4. Directly remove problematic routes

Another discovery is post-innovus routes leaving unresolved Errors due to algorithms lacking existing path-jumping mechanisms, hence iterations not solving them. An effective solution tried was deleting problematic routes, assisting innovus in escaping standard thought frameworks, thus surprisingly eradicating unsolvable errors.
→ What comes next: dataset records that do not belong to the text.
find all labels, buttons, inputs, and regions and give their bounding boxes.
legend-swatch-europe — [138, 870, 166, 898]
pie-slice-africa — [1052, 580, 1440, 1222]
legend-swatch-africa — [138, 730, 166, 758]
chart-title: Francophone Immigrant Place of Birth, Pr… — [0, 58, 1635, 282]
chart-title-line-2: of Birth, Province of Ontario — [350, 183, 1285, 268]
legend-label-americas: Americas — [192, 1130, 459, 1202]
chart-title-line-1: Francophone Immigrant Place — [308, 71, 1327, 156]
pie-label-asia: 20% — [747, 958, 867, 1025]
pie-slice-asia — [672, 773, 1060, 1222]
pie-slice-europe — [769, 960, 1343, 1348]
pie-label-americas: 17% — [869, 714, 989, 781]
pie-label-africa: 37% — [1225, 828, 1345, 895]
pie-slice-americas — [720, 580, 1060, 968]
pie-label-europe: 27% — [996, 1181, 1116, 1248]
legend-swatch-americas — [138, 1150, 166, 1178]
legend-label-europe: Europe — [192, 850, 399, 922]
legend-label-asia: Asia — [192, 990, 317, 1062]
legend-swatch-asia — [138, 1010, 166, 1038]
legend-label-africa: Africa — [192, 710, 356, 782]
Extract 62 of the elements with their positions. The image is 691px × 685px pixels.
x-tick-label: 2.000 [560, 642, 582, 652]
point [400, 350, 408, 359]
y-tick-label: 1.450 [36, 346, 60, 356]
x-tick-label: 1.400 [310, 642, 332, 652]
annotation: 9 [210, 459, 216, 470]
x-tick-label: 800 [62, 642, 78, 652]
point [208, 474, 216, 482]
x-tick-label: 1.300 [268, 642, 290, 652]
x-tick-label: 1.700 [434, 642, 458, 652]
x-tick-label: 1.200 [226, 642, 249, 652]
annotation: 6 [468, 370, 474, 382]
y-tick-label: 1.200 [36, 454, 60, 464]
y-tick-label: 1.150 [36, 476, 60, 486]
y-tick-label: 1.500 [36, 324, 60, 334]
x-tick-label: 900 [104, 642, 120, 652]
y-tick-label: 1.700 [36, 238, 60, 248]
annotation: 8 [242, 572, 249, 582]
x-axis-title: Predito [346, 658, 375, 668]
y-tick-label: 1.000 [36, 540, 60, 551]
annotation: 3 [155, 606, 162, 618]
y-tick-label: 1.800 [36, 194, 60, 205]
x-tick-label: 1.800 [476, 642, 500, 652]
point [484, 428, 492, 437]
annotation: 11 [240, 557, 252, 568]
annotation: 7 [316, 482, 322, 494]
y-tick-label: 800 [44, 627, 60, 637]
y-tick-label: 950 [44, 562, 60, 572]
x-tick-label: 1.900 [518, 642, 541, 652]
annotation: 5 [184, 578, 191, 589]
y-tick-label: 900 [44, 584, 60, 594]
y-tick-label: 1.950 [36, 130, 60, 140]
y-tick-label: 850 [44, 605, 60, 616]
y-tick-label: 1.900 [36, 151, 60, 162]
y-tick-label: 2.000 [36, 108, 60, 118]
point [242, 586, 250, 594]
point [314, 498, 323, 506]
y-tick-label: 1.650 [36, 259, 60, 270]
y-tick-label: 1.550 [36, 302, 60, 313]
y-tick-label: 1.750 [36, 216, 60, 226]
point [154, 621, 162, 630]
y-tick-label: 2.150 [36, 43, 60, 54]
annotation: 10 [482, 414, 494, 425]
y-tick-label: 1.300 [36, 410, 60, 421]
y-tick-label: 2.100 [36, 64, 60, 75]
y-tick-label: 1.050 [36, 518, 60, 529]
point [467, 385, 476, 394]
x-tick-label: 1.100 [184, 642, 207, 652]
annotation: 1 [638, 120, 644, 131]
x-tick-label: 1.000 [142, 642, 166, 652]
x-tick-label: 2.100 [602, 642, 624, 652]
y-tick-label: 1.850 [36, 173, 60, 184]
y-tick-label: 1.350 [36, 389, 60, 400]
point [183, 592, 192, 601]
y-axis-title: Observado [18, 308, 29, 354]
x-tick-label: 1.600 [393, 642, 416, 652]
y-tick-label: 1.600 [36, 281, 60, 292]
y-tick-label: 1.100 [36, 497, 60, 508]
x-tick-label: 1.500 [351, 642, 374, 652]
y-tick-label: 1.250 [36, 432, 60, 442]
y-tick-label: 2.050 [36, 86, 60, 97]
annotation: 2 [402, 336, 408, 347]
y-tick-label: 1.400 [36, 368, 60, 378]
Practically, right-click and select Copy Name on the line, delete the net with shortcut "d", and redo ECO Route. However, note that if the lines involve significant ones, like those starting with CTS, FE (indicating clock tree routes) necessitate a re-timing post-deletion.

Routing Error Summary

Innovus rarely errs, so if errors persist post-Routing, review for impossible conditions to solve first. Before, my first attempt with 5 layers metal lacked proper blocking layer setup causing M2 ring to overlay standard cells, leading to unresolvable errors. During 1P3M, with abundant errors, I initiate ECO route settings with higher stop conditions, letting it run a few more times to compress the numbers; when errors reduce to single digits, I then employ cell relocation and routing deletions.

One notable experience is under 1P4M conditions, with the added metal layer, Routing Errors resolve quickly, with routing issues preceding those setup/hold-time related due to cell density; which might explain why innovus has a ThreeLayerMode triggering autonomously under fewer than 4-layer metal situations.

What to do with Timing Issues?

In this instance, I encountered no timing issues post-CTS but post-routing actual wiring showed timing issues due to routing considering actual load impacts. The solution is to add an ECO round post-CTS, since routing shows timing issues, it's best to set slack for the ECO target accordingly.

For example, if data slows by 0.3 ns post-routing, set the target for ECO slack from 0 to +0.3 to allocate more time for Routing to avoid the problem.

set_db opt_setup_target_slack 0.3

How to handle innovus not fixing Antenna Rule?

In this layout, an issue arose where innovus inexplicably wouldn't fix Antenna errors during routing despite detecting 5 Antenna errors, only reporting warnings without repairs. This is especially severe with Clock trees, likely because clock trees aren't routing objects, hence Antenna checks during Routing won’t correct Clock tree issues.

Online scripts offer solutions Digital IC backend implementation gems | Methods and Golden scripts for automated fixing of Antenna Violation in ICC2 and Innovus . However, I used a simpler, brute method: as above, delete the entire path that violates Antenna rule, then re-ECO route, and innovus will correct it.

This could only be expressed as:

Cadence, do better please.

Aside on innovus stylus

During producing the 1P3M layout, I studied many configurations to understand bugs, discovering innovus's newly added -stylus modes completely upheaved settings, such as in the density chapter, current -stylus settings are:

set_db place_global_max_density 0.80
set_db opt_max_density 0.80
set_db place_global_uniform_density true

The reference article states:

setPlaceMode -place_global_max_density 0.80
setPlaceMode -place_global_uniform_density true
setOptMode -max_density 0.80

Command naming methods have shifted directly from lower camel case to snake_case, resulting in numerous online documents requiring minor translations or trials afterward, owing perhaps to mysterious incentives.

Conclusion

Above is my summarized experience participating in 1P3M layout, attempting a process with only minimal metal layers; thinking back to the times with usual usage of 1P5M, 1P9M indeed seemed luxurious—leaving nothing to worry about back then—a reflection shows those APRs weren't the exceptionally crafted perfect results indeed. Sure enough, challenging extremes reveal a plethora of considerations within APR; signs and subtleties remain for oversight.

This article serves as a tribute, strictly honoring all APR engineers.